His working theory was that Sasquatch was part of the hominid family, the same one humans shared with apes, and was a descendant of thought-to-be-long-extinct humongous primate species that once lived in Asia appropriately named Gigantopithecus. At some point, million of years ago, it had crossed the Bering Strait when it was still a land bridge into North America and evolved into its own species on this continent.
“Grover was eclectic. That’s a good word describe him,” says Jeff Meldrum, author of the book Sasquatch: Legend Meets Science, a professor of anatomy at Idaho State University, and a one-time colleague of Krantz’s. “There were many ideas that he had that were a decade or two ahead of his time and…when he pursued some of these ideas, he would be ridiculed.”
When asked about the possibility of Sasquatch existing, Krantz was always unequivocal, saying that he “guaranteed” it. Family Ties Grover Krantz with casts of footprints supposedly belonging to Sasquatch, 1974. BETTMANNGETTY IMAGES
Krantz’s conviction in Bigfoot didn’t help his academic career, though. Passed over for promotions and nearly missing receiving tenure at Washington State, he knew the only way he would be able to convince his colleagues of this primate’s existence was by producing a body.
So, Krantz was known to spend his nights in the middle of the Pacific Northwest old growth forests with a shotgun quite literally hunting Bigfoot. He rationalized this by saying it was the only way to get the scientific community to believe him and that, technically, it wasn’t against the law.
“It has not yet been established that the Sasquatch exists,” Krantz once wrote. “To pass laws against harming sasquatches presently makes little more sense than protecting unicorns.”
“THE KIND OF REAL PROOF THAT WOULD ACTUALLY MAKE PEOPLE SIT UP AND TAKE NOTICE DOESN’T ACTUALLY EXIST AT THIS POINT."
Krantz died in 2002 as a complex figure in the eyes of the scientific community, highly respected for his work in primate evolution yet mocked for his belief in Bigfoot. However, during Krantz’s life and after it, the search for Bigfoot took on a life of its own. More sightings, films, and books, some from respected researchers, emerged. Bigfoot documentaries captured the public’s imagination. Harry lived with the Hendersons and entertained the masses. Even Jane Goodall, the famed chimpanzee expert, admits that there’s a possibility that a undiscovered large primate may exist in the world.
In 2006, Laura Krantz, at the time an NPR reporter based in D.C., read an article about the quirky anthropologist who shared her last name. “It originally didn’t ring any bells…he just seemed like an eccentric weirdo.

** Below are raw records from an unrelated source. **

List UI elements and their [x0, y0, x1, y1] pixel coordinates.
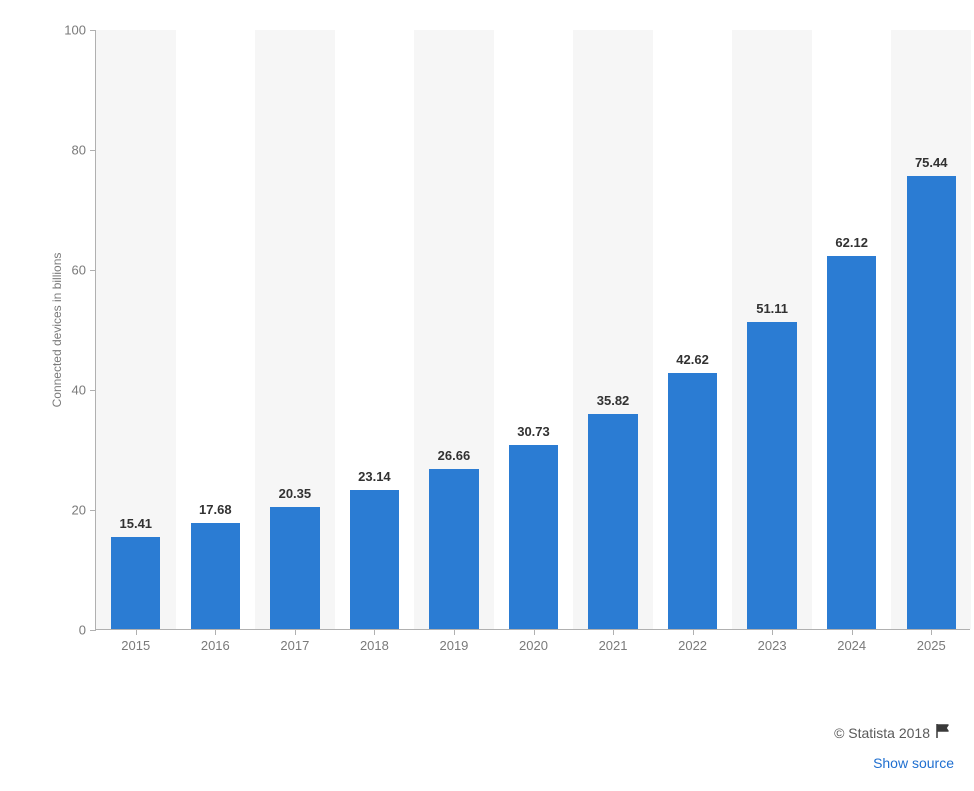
plot-region: 02040608010015.41201517.68201620.3520172… [95, 30, 970, 630]
x-tick [693, 629, 694, 635]
y-tick-label: 100 [56, 23, 86, 38]
bar-value-label: 51.11 [756, 301, 788, 316]
show-source-link[interactable]: Show source [834, 755, 954, 771]
x-tick-label: 2024 [837, 638, 866, 653]
x-tick [534, 629, 535, 635]
y-tick-label: 40 [56, 383, 86, 398]
x-tick-label: 2015 [121, 638, 150, 653]
bar[interactable] [509, 445, 558, 629]
chart-container: Connected devices in billions 0204060801… [0, 0, 974, 791]
y-tick-label: 0 [56, 623, 86, 638]
bar[interactable] [747, 322, 796, 629]
bar[interactable] [827, 256, 876, 629]
bar[interactable] [588, 414, 637, 629]
x-tick-label: 2016 [201, 638, 230, 653]
chart-area: Connected devices in billions 0204060801… [50, 30, 970, 670]
bar-value-label: 17.68 [199, 502, 232, 517]
bar-value-label: 35.82 [597, 393, 630, 408]
bar[interactable] [111, 537, 160, 629]
x-tick-label: 2025 [917, 638, 946, 653]
bar[interactable] [191, 523, 240, 629]
y-tick-label: 20 [56, 503, 86, 518]
bar[interactable] [668, 373, 717, 629]
bar-value-label: 42.62 [676, 352, 709, 367]
bar-value-label: 15.41 [119, 516, 152, 531]
bar[interactable] [429, 469, 478, 629]
bar-value-label: 26.66 [438, 448, 471, 463]
bar-value-label: 20.35 [279, 486, 312, 501]
x-tick [772, 629, 773, 635]
x-tick [931, 629, 932, 635]
bar-value-label: 62.12 [835, 235, 868, 250]
y-tick-label: 80 [56, 143, 86, 158]
x-tick-label: 2020 [519, 638, 548, 653]
flag-icon [936, 724, 954, 743]
x-tick-label: 2019 [439, 638, 468, 653]
x-tick-label: 2021 [599, 638, 628, 653]
copyright-text: © Statista 2018 [834, 725, 930, 741]
y-tick-label: 60 [56, 263, 86, 278]
bar[interactable] [907, 176, 956, 629]
x-tick-label: 2017 [280, 638, 309, 653]
bar[interactable] [350, 490, 399, 629]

But, then, she saw that he was also from Salt Lake City, like her father’s family—they were related. As Krantz’s grandfather told her at the time, “Oh, yeah. Grover. That was my cousin. He used to come to the family picnics and measure people’s heads with a caliper.” This began Krantz’s own journey into the wilderness in search of Bigfoot, which she documented for her new podcast Wild Thing, which aired its first episode on October 2, 2018.
She acknowledges, much like her cousin Grover, that without a body (or skeleton), it’s hard to convince others that this long-lost primate still exists in North America’s backwoods. “A lot of people who think Bigfoot is out there, they realize…that there’s a lack of evidence,” says Krantz. “The kind of real proof that would actually make people sit up and take notice doesn’t actually exist at this point.”
But the things she’s observed during her research for the podcast has changed her mind about the possibility of Bigfoot.
“I went from ‘Bigfoot is a legend’ to I can’t just say out of hand that Bigfoot never existed or doesn’t exist now,” says Krantz. “I can’t fully dismiss it anymore.”